Finger Guessing (猜拳 or 划拳)
It took four years in China before I could finally play this language-dependent drinking game. If you've seen men (it's almost always men) at restaurants or bars wildly throwing their fingers in each other's faces while screaming what sounds like different rhymes, then you've encountered this game. The rules are simple but strict: Two players face each other, count off, and show any number of fingers from none to five. At the same time players show their fingers, they call out how many fingers will be thrown up in total. For instance, if one player shows one finger and the other player three, then the total is four. If no one guesses correctly, then fists are thrown again and again until one player guesses correctly, at which point the other player drinks. Each time a new round begins, players either show a closed fist or one finger and simultaneously yell "哥俩儿好". Usually, it is not enough to scream just a number when guessing. In most cases a saying involving the number is used for each round. These sayings vary wildly and can be created on the spot the drunker you get, but you can start with these: 零宝, 一定高升, 二哥俩儿好, 三星高照, 四季发财, 五魁首,六六顺, 七窍七, 八匹马, 九长, 是满堂红. If you hesitate or mess up a saying, you have to drink. When played correctly, it should look like a fight is about to break out.
Finger guessing (simple versions)
For those who can't yell out Chinese sayings at a blistering rate, there are several simpler finger guessing games.
a) One popular version is fifteen-twenty (十五二十). Two players face one another. After screaming some qi-revving chant, at an agreed time, they throw out one hand, two hands or no hands. While throwing out hands, they each yell a number: five, ten, fifteen, twenty or zero, which is meant to be a guess at the total number of fingers. A correct guess means the other player drinks. If no one guesses right, repeat.
Players sit in a circle. Starting with the number one, going around the circle, each player yells out the next consecutive number. When a player's turn falls on either a number containing a seven (7, 17, 71, etc.) or a multiple of seven (7, 14, 63, etc.), he or she is to remain silent and slap the table. At this point the order reverses, and the previous player then calls out the next number. Counting continues until someone yells the wrong number, yells a seven, hesitates, or yells out of turn, at which point the offender drinks.
Two Bees (两只蜜蜂)
This game is a glorified version of rock, paper, scissors.

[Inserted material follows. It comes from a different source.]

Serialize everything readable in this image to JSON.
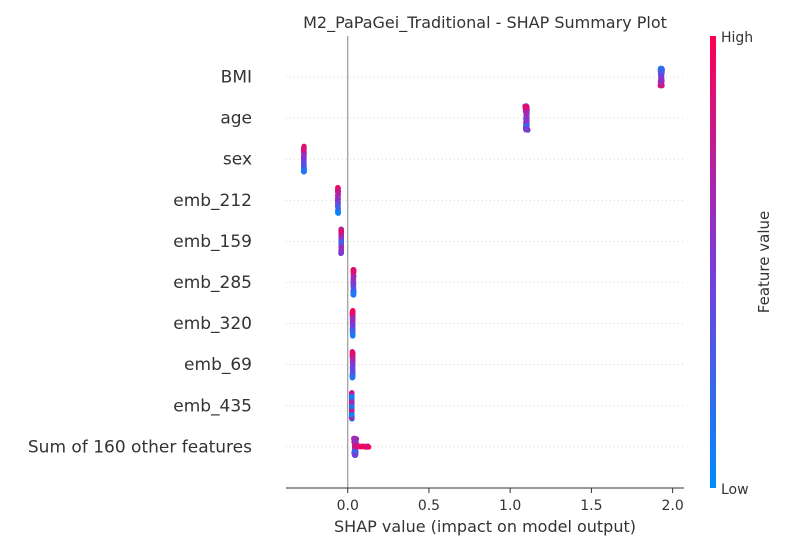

Two players face each other and simultaneously yell: "两只蜜蜂呀,飞到花丛中呀,往左飞,往右飞,呸！" (liǎngzhī mìfēng ya, fēi dào huācóng zhōng ya, wǎng zuǒ fēi, wǎng yòu fēi pèi!—Two bees fly to the middle of the flowerbed, flying to the left, flying to the right). When the bees fly left and right, players should pantomime flying left and right. At "呸" players throw down rock, paper, or scissors. The winner then pantomimes slapping the loser's face while yelling "啪,啪" (pā, pā). Similarly, the loser pantomimes being slapped while yelling "啊,啊" (ā, ā). In the event of a tie, players pantomime kissing while making kissing noises. A player drinks when a mistake is made.

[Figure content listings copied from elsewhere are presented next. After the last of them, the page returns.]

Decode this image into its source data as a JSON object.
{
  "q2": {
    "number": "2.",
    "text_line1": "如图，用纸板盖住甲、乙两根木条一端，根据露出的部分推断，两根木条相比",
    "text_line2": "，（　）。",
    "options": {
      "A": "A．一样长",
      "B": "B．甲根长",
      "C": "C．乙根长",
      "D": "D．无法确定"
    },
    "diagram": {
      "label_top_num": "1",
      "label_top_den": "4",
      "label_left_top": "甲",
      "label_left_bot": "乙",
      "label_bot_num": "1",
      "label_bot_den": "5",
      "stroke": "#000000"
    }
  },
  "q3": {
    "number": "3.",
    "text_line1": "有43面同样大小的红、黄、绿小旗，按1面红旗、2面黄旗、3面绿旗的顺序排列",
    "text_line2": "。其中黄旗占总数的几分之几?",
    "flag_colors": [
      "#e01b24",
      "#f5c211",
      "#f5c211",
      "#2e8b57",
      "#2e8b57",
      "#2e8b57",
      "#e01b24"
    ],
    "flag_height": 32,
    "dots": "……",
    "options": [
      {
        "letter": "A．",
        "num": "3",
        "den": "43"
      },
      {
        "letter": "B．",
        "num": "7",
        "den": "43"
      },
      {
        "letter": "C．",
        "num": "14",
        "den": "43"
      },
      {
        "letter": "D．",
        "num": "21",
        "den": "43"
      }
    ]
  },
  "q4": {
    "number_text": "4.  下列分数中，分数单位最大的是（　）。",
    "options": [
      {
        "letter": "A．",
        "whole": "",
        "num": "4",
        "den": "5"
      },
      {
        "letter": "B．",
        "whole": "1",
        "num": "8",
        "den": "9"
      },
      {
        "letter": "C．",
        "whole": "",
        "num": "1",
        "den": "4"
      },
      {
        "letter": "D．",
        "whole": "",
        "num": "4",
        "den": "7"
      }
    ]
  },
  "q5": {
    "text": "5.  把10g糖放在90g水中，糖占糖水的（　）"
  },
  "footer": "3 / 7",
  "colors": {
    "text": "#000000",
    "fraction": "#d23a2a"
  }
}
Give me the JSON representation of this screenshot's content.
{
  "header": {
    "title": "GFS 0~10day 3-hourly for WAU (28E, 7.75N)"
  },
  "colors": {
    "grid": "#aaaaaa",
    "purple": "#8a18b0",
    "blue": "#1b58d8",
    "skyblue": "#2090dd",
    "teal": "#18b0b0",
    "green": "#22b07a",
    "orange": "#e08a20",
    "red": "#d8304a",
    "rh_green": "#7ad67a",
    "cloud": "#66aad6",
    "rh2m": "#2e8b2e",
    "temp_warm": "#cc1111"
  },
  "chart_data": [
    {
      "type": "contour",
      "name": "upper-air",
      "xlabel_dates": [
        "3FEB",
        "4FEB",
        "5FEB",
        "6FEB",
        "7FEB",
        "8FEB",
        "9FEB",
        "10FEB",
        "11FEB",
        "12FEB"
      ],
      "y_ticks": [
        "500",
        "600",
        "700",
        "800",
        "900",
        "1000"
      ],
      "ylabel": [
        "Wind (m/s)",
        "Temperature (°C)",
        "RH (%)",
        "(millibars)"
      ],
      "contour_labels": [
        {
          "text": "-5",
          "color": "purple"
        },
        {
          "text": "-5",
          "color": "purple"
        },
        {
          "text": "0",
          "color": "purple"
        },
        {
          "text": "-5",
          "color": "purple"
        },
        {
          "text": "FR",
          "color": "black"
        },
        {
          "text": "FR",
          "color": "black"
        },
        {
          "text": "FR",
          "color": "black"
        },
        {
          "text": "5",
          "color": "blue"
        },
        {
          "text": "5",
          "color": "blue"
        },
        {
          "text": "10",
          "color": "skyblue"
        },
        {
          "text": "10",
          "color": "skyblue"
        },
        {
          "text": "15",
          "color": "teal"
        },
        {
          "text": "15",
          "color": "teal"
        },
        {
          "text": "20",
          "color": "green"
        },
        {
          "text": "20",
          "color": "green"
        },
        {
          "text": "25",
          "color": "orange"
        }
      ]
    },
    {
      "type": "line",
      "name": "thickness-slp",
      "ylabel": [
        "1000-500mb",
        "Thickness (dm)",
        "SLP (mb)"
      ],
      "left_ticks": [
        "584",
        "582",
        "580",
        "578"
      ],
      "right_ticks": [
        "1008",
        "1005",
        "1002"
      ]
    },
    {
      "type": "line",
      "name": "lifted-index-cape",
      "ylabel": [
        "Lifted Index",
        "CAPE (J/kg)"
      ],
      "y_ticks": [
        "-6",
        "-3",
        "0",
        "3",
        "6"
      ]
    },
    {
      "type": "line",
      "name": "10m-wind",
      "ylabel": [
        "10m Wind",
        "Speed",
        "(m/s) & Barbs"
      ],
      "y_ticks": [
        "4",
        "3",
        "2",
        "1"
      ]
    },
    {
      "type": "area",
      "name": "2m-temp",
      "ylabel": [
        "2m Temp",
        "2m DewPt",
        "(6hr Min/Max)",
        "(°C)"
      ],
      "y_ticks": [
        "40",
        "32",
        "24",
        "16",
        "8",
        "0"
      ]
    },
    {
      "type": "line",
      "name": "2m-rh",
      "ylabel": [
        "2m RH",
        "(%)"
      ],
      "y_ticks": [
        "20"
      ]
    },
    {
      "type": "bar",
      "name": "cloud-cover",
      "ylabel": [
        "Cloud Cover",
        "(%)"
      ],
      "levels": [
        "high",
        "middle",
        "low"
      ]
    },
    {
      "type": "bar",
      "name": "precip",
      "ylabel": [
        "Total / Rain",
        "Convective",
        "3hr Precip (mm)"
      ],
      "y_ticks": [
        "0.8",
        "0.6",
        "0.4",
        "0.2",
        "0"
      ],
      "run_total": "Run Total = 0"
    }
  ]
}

Tiger, stick, chicken, bug (虎棒鸡虫)
Another game that's similar to rock, paper, scissors. Two players face each other. At an agreed time, they simultaneously yell "老虎," (lǎohǔ/tiger) "棒子," (bàngzi/stick) "鸡," (jī/chicken) or "虫" (chóng/bug). Tiger eats chicken, chicken eats bug, bug eats stick, and stick beats tiger. Losers drink. In the event of no clear winner or loser, no one drinks.